It will be the biggest decision, the biggest challenge of Ivan Gazidis’s career: how to replace Arsène Wenger. If, after 21 years at Arsenal, Wenger steps down at the end of this season, it will be the chief executive who recommends his successor. And that is something he has never had to do before.
Work is already under way, with Wenger’s knowledge, to consider who might be a potential candidate – after all, he has to leave at some stage. However, much of that has centred on the usual kind of future, hypothetical succession planning given there is a two-year contract on the table that the 67-year-old Frenchman might still sign; even if there is an understanding that it is best to wait until deeper into this season.
Gazidis and Arsenal, meanwhile, have been determining the criteria they want to fulfil and the structure which will be put in place at the club; things such as style of football, commitment to youth and a track record of success. All the easy stuff, in fact. Now the hard work might be about to begin; finding out who. They need to seriously look at names while balancing the risk of it leaking out.
A personal view is that Arsenal should not leave it. They should decide soon whether Wenger is staying and make it public. It would allow a more dignified exit or show that they are determined to retain him. It ends the speculation, uncertainty and accusation of prevarication. Instead it appears hand-to-mouth, about mood and what happens in three months.
Speaking to people on Wednesday, however, there was a clear sense that Wenger might grasp the nettle and make a decision before the end of this campaign and – intriguingly – if he does leave Arsenal that he will continue working. A job as the coach of a national team is the most likely option.
After a result like the 5-1 humiliation away to Bayern Munich in the Champions League clubs move into crisis mode. There is the holding position (no decision until end of the season). There is the attempt to take the heat out of the situation but, behind-the-scenes, it is the kind of watershed moment that will truly test the mettle of Gazidis and Arsenal’s owner Stan Kroenke.
The Arsenal executive do not want Wenger to go. Why would they? He has delivered continuity and a degree of comfortable success that has led to a smooth execution of a business plan. Arsenal is a simple business to run and the owner and directors have understandably surfed that. All the components are in place financially – beyond success on the pitch which, ultimately, is what it comes down to.
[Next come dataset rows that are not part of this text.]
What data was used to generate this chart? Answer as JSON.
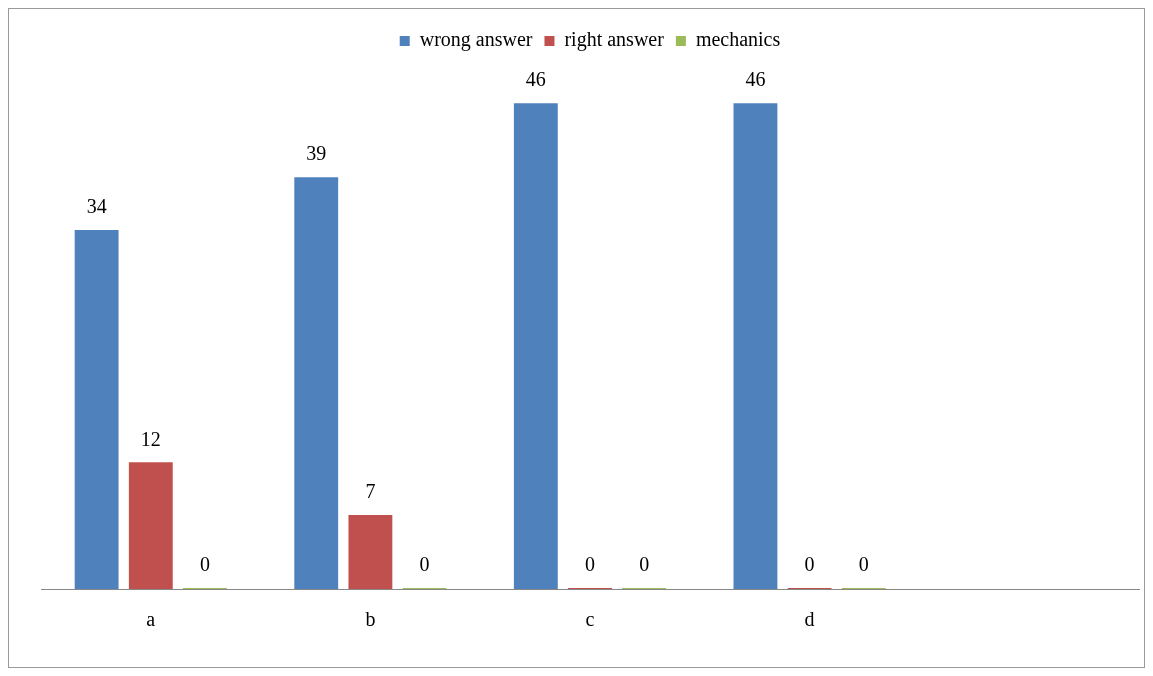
{
  "chart_data": {
    "type": "bar",
    "categories": [
      "a",
      "b",
      "c",
      "d",
      null
    ],
    "series": [
      {
        "name": "wrong answer",
        "color": "#4f81bd",
        "values": [
          34,
          39,
          46,
          46,
          null
        ]
      },
      {
        "name": "right answer",
        "color": "#c0504d",
        "values": [
          12,
          7,
          0,
          0,
          null
        ]
      },
      {
        "name": "mechanics",
        "color": "#9bbb59",
        "values": [
          0,
          0,
          0,
          0,
          null
        ]
      }
    ],
    "data_labels": true,
    "legend": "top",
    "grid": false,
    "tick_labels": "x"
  }
}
At the same time, Wenger’s last contract was not a simple renewal. There was a clear understanding that Arsenal had to move from a period of sustaining their position in the top four of the Premier League, and with it Champions League qualification, into winning.
And Wenger is yet to deliver in the second phase, the second decade, of his managerial career at the club. Kroenke, who is influenced by his son Josh, a far keener football follower, has clearly indicated a desire to keep Wenger beyond the end of this season by describing, at the last annual general meeting, the club’s board as “very high” on their manager and admitting that he will be an extremely hard act to follow.
There is also the argument that Arsenal do not want to follow what has happened at Manchester United since the retirement of Sir Alex Ferguson. But a change may also be liberating. Structurally Arsenal are in a better place than United. There are systems in place and also the suspicion that, as a natural consequence of being there so long, Wenger has held some people back.
Arsenal are more geared to be a modern, progressive football club than United and that will also be Wenger’s legacy. But if he does go it will also be the making or the breaking of Kroenke’s ownership and Gazidis’s leadership.